← Head back to all of our AI Engineer World's Fair recaps
Tanmai Gopal @tanmaigo / Hasura
Watch it on YouTube | AI.Engineer Talk Details
Tanmai from Hasura gave a talk about connecting real-time data to AI systems.
He focused on the challenges of making AI models work effectively with live data sources and introduced Hasura's solution for this problem.
Key Points
- Problem: Current AI models struggle to interact intelligently with real-world data sources like calendars, CRM systems, and product databases.
- Solution: Make live data and business logic available as a tool for language models (LLMs).
- Core Ideas:
- Unified Query Language
- Object Model for Authorization
- LLM-driven Data Access Planning
Demo
Tanmai demonstrated a system where an AI could interact with a fictional Blockbuster movie rental database.

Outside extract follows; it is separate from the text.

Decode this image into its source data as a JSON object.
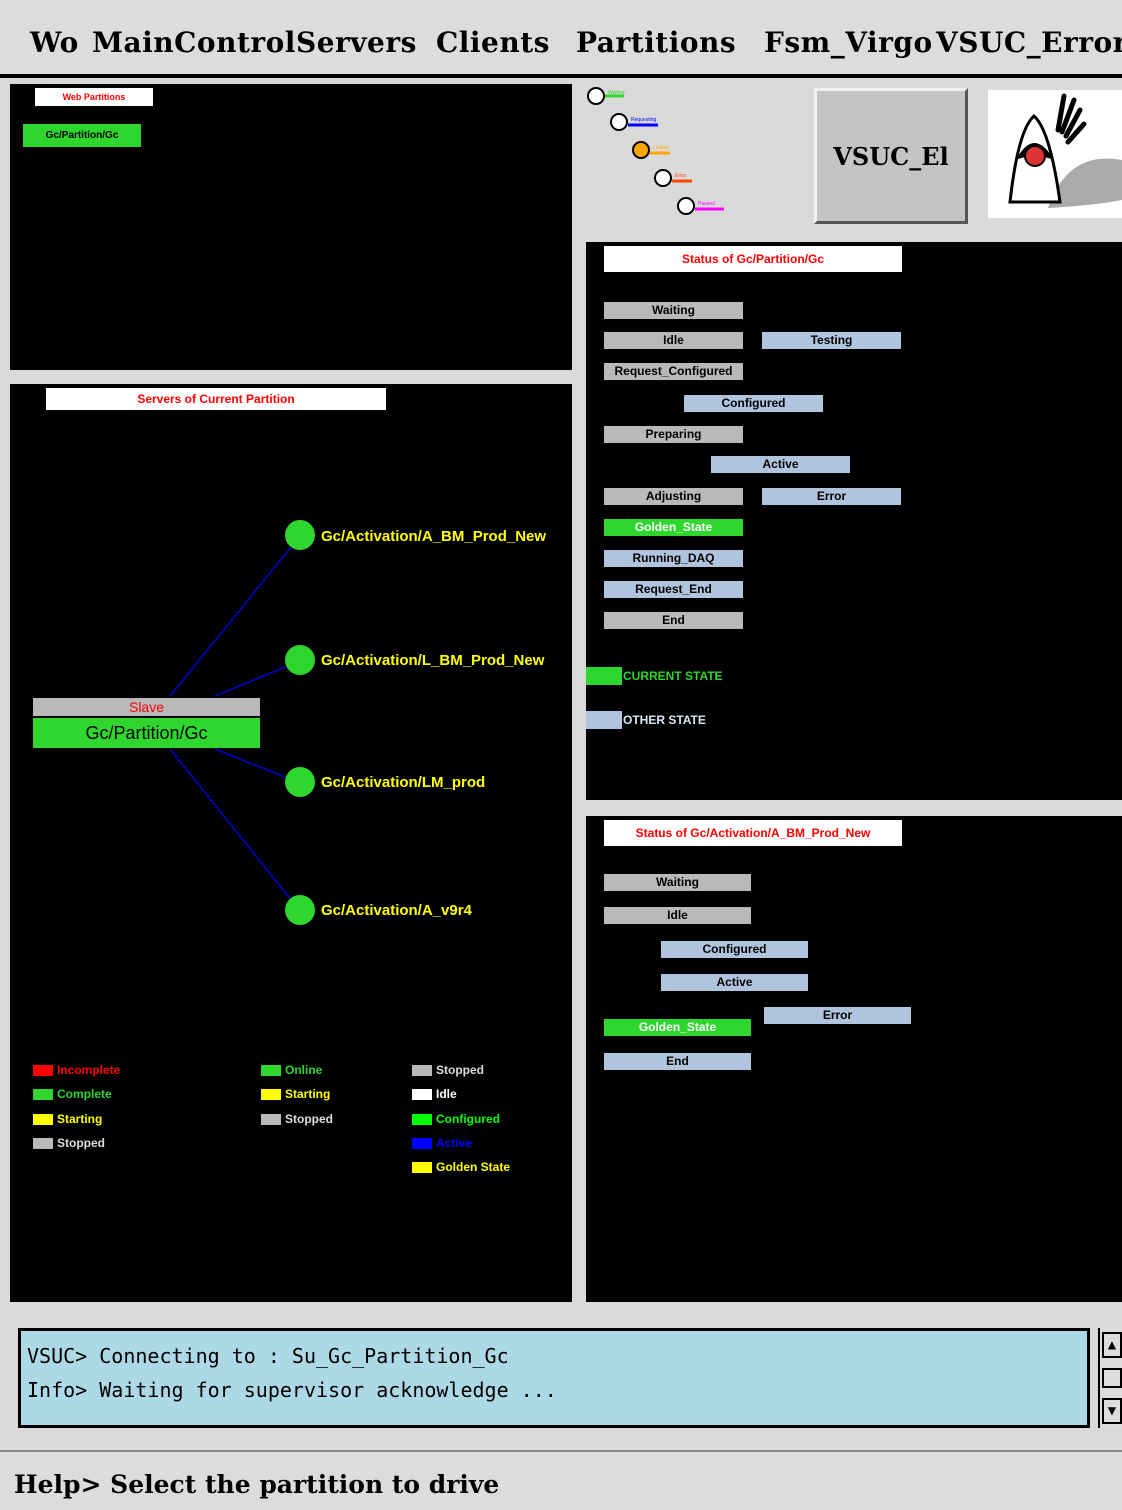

The AI was able to write a personalized email to a top customer, mentioning their recent movie rentals, by accessing multiple data sources.
Check out the Hasura Pacha repo over on GitHub
Technical Insights
- Unified Query Language:
- Use SQL-like syntax for all data interactions (structured, unstructured, APIs)
- LLMs understand SQL semantics better than custom API parameters
- Authorization Model:
- Data schema and session properties determine access rules
- Consistent authorization across all access methods
- LLM-driven Data Access:
- Instead of hard-coding data retrieval, ask the LLM to write Python code to fetch required data
- This approach leverages the LLM's code generation abilities more effectively than direct reasoning
This talk offered an interesting perspective on bridging the gap between AI models and live data sources. The approach of using a unified query language and letting AI generate data access code could be a game-changer for many applications.
It's definitely an area to watch as AI systems become more integrated with real-world data and business processes.